The Canada Pension Plan Investment Board and OMERS Infrastructure, which invests in a pension for Ontario municipal employees, are seeking buyers for their shares in Skyway, Bloomberg News reported Wednesday. Citing “persons with knowledge of the matter,” the report said the firms were hoping for a deal that would value the 99-year Skyway lease at $4 billion.
The companies and the Ontario Teachers’ Pension Plan bought the lease in 2015 for $2.8 billion and received approximately one-third of Skyway’s interest. The teachers’ pension fund reportedly plans to keep its share.
If the deal goes through, it would be another example of private investors benefiting from the sale of a public asset. The original investment group that acquired the Skyway lease paid the city $1.83 billion, only to sell it a decade later for a $1 billion profit while retaining the Skyway profits.
Former Mayor Richard M. Daley led the original sale of the 99-year lease in what became known at City Hall as the Great Chicago sell-off. The Skyway deal allowed operators to regularly increase tolls. The price for cars on the 7.8-mile shortcut from Chicago to Indiana is now $5.90, while prices for vehicles with more than two axles are much higher. Cars paid $2 in 2004.

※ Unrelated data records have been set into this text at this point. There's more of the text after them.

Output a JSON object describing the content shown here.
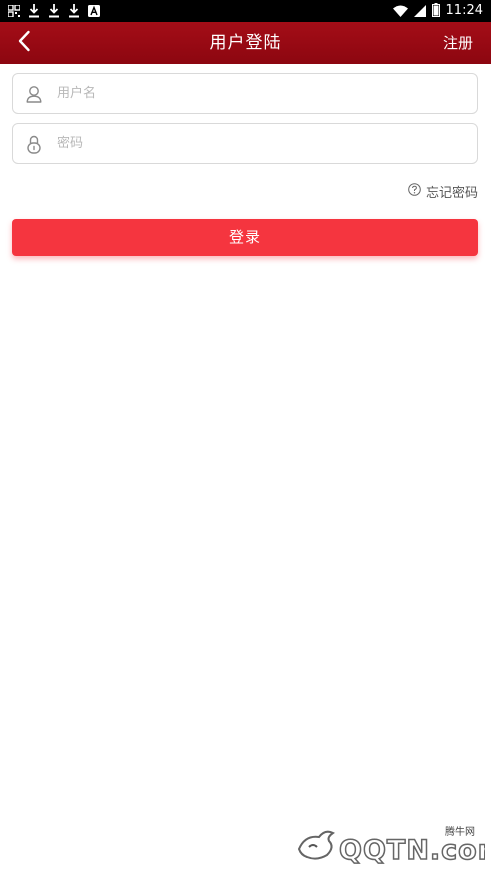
{
  "status_bar": {
    "time": "11:24",
    "left_icons": [
      "qr-code-icon",
      "download-icon",
      "download-icon",
      "download-icon",
      "app-a-icon"
    ],
    "right_icons": [
      "wifi-icon",
      "signal-icon",
      "battery-icon"
    ]
  },
  "nav": {
    "title": "用户登陆",
    "register_label": "注册",
    "back_icon": "chevron-left-icon",
    "bg_color": "#8c0610"
  },
  "form": {
    "username_placeholder": "用户名",
    "username_value": "",
    "username_icon": "user-icon",
    "password_placeholder": "密码",
    "password_value": "",
    "password_icon": "lock-icon",
    "forgot_label": "忘记密码",
    "forgot_icon": "question-circle-icon",
    "login_label": "登录",
    "login_color": "#f5353f"
  },
  "watermark": {
    "cn_text": "腾牛网",
    "en_text": "QQTN.com"
  }
}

The Canada Pension Plan Investment Board declined to comment, and the other companies did not respond to questions about the potential sale. The investors operate as Skyway Concession Co., whose CEO, Kristi Lafleur, did not respond to news.
The Skyway generated $114.3 million in toll revenue in 2021, up from $84.9 million in 2020 at the height of the pandemic, according to the latest audit for the city by accounting giant Deloitte & Touche Has. The Skyway investors distributed 36.3 million dollars among themselves last year.
The results of the most recent audits were provided to the Chicago Sun-Times by attorney Clint Krislov. As director of IIT Chicago-Kent’s Center for Open Government Legal Clinic, Krislov has reviewed dozens of transactions and produces an annual analysis of each year’s results.
To maintain his longstanding opposition to raising property taxes, Daley followed the Skyway deal by unloading Chicago parking meters and downtown garages.
Although parking meter rentals are the deal that councillors, and their constituents, love to hate, Krislov has argued that it “pales” in comparison to the Skyway deal.
If investors sell it now for anywhere near the $4 billion they hope to get, it would only add salt to the wound for Chicago taxpayers, Krislov said Wednesday.
“Just when you think it couldn’t get any worse, it gets worse. That’s really remarkable when you think about it. That’s another billion dollars in profit that the city didn’t get,” Krislov told the Sun-Times.
“It’s a lot worse [than the other asset sales]. This is a deal that has weathered COVID fairly well. The whole crossing from here to Indiana has remained a very lucrative toll bridge. Whether it’s due to COVID or lots of people moving to Indiana and coming to Chicago or going to the casino, this route has remained and will remain a very active and profitable tollway unless we stop using cars and trucks for transportation of people and things.”